Au procès contre OpenAI, Musk à l’offensive

Pendant trois jours cette semaine, le patron de Tesla et SpaceX a témoigné dans un tribunal californien contre l’organisation qu’il a cofondée, réclamant 150 milliards de dollars et l’éviction de patron, Sam Altman. Une audience tendue qui cache de nombreux enjeux dans la course à l’intelligence artificielle mondiale.

Pendant plus de sept heures réparties sur trois jours, Elon Musk a pris place à la barre devant un tribunal californien à Oakland pour témoigner contre OpenAI, la société qu’il a contribué à fonder en 2015, et contre son directeur général Sam Altman.

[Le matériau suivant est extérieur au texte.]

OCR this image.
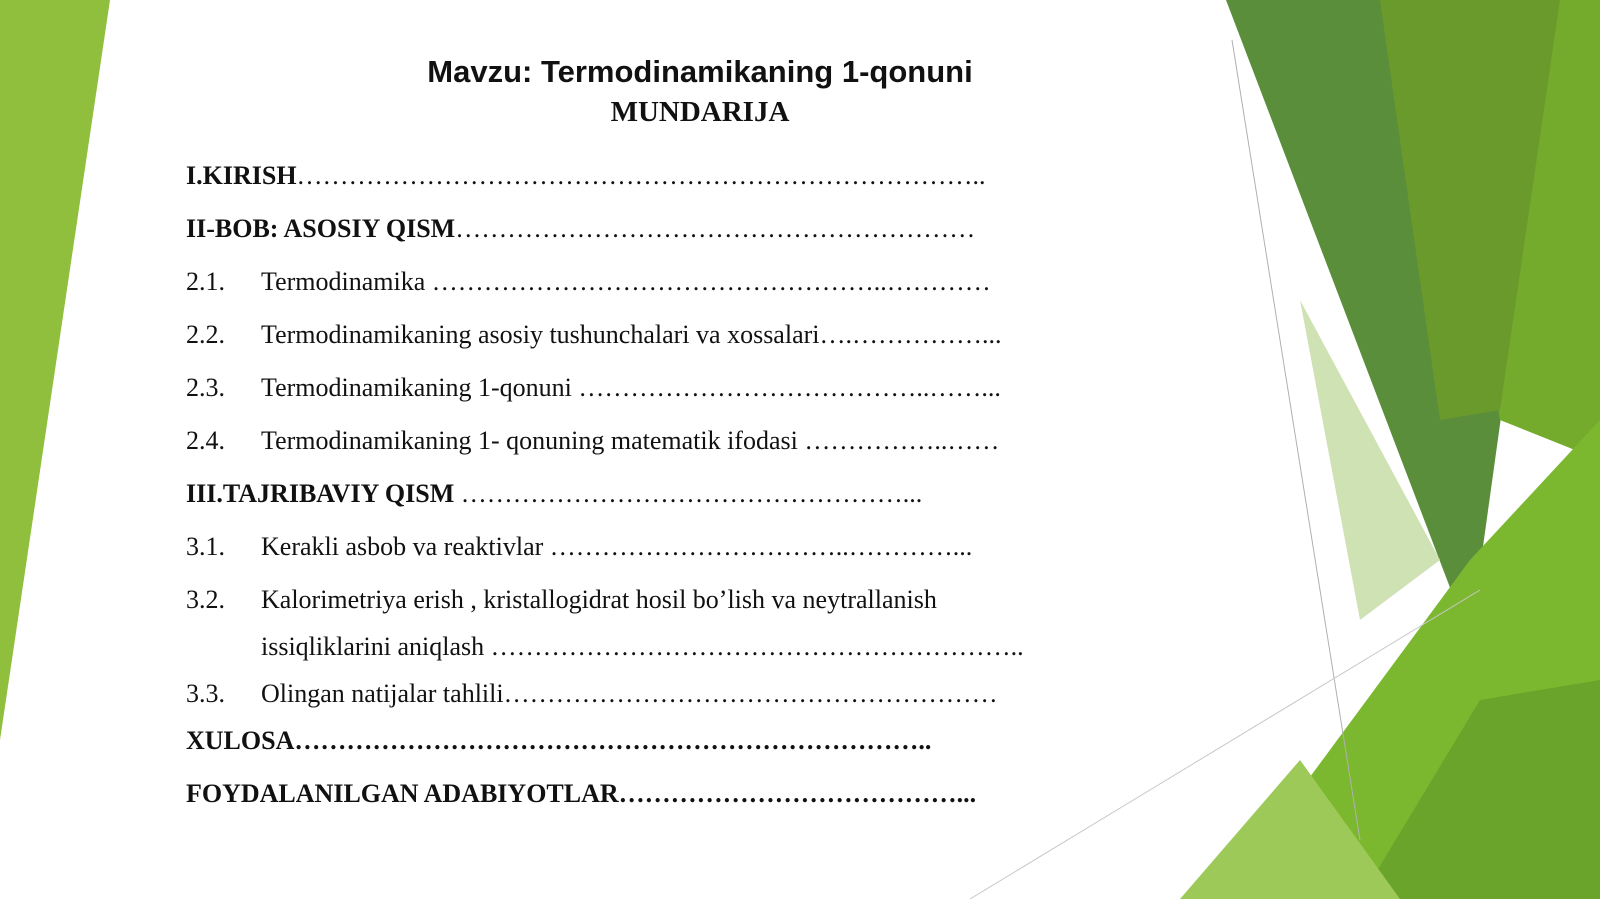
Mavzu: Termodinamikaning 1-qonuni
MUNDARIJA
I.KIRISH……………………………………………………………………..
II-BOB: ASOSIY QISM……………………………………………………
2.1. Termodinamika ……………………………………………..…………
2.2. Termodinamikaning asosiy tushunchalari va xossalari….……………...
2.3. Termodinamikaning 1-qonuni …………………………………..……...
2.4. Termodinamikaning 1- qonuning matematik ifodasi ……………..……
III.TAJRIBAVIY QISM ……………………………………………...
3.1. Kerakli asbob va reaktivlar ……………………………..…………...
3.2. Kalorimetriya erish , kristallogidrat hosil bo’lish va neytrallanish
issiqliklarini aniqlash ……………………………………………………..
3.3. Olingan natijalar tahlili…………………………………………………
XULOSA………………………………………………………………..
FOYDALANILGAN ADABIYOTLAR…………………………………...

Au cœur du litige : la transformation du leader de l’IA, créé comme organisme à but non lucratif, en une structure commerciale accueillant des investisseurs privés. Une évolution que le patron de Tesla et SpaceX décrit comme une trahison.

Musk affirme en effet avoir versé 38 millions de dollars à l’organisation, en plus d’un soutien personnel déterminant, sur la foi d’une promesse explicite selon laquelle la structure resterait dédiée au développement sûr et éthique de l’intelligence artificielle, loin des logiques de profit.

« Il s’agissait spécifiquement d’une organisation caritative qui ne profite à aucun individu. J’aurais pu la créer comme une entreprise à but lucratif et j’ai délibérément choisi de ne pas le faire », a-t-il déclaré, selon des propos rapportés par Reuters.

La paternité intellectuelle et organisationnelle d’OpenAI

« Il n’y a rien de mal à avoir une organisation à but lucratif. On ne peut simplement pas voler une œuvre de bienfaisance« , a fustigé Musk, qui a tenu à rappeler, au fil de son témoignage, l’étendue de sa contribution initiale à OpenAI.

Il assure être à l’origine même de l’idée du projet, avoir choisi le nom, recruté les premiers talents et apporté l’essentiel du financement de départ.

Parmi ses actions jugées décisives, il cite le recrutement d’Ilya Sutskever, alors chercheur de premier plan chez Google, ainsi que l’activation de ses réseaux auprès de Microsoft et Nvidia pour obtenir la puissance de calcul indispensable au développement de grands modèles d’IA.

Cette rhétorique de fondateur lésé se heurte toutefois à un argument soulevé par la défense : les termes « charité » ou « bienfaisance » n’apparaissent nulle part dans le billet de blog publié en 2015 pour annoncer la création d’OpenAI.

Les contradictions d’un témoignage

William Savitt, l’avocat représentant OpenAI, Altman et les autres défendeurs, a également interrogé Musk sur un document contractuel qu’Altman lui avait envoyé, décrivant la transition vers un modèle hybride, combinant structure lucrative et entité non profit.

« Mon témoignage est que je n’ai pas lu les détails, seulement le titre« , a répondu le milliardaire, offrant du grain à moudre à la partie adverse. Dans le même temps, celui qui alerte sur les risques d’extinction liés à l’IA dirige xAI, une entreprise d’intelligence artificielle à but lucratif.

Une contradiction que Savitt n’a pas manqué de relever, au point de conduire Musk à l’accuser de poser des questions « conçues pour [le] piéger ». La suite du procès sera scrutée avec la même attention, alors que Sam Altman doit, à son tour, prendre prochainement la barre pour livrer sa version des faits.

Musk, lui, réclame 150 milliards de dollars de dommages et intérêts à OpenAI et à Microsoft, l’un de ses principaux investisseurs, avec l’intention de reverser les sommes obtenues à la branche caritative d’OpenAI. Il demande en outre que l’organisation redevienne un organisme strictement à but non lucratif et qu’Altman soit démis de ses fonctions de directeur général, tout comme Greg Brockman de ses responsabilités de président.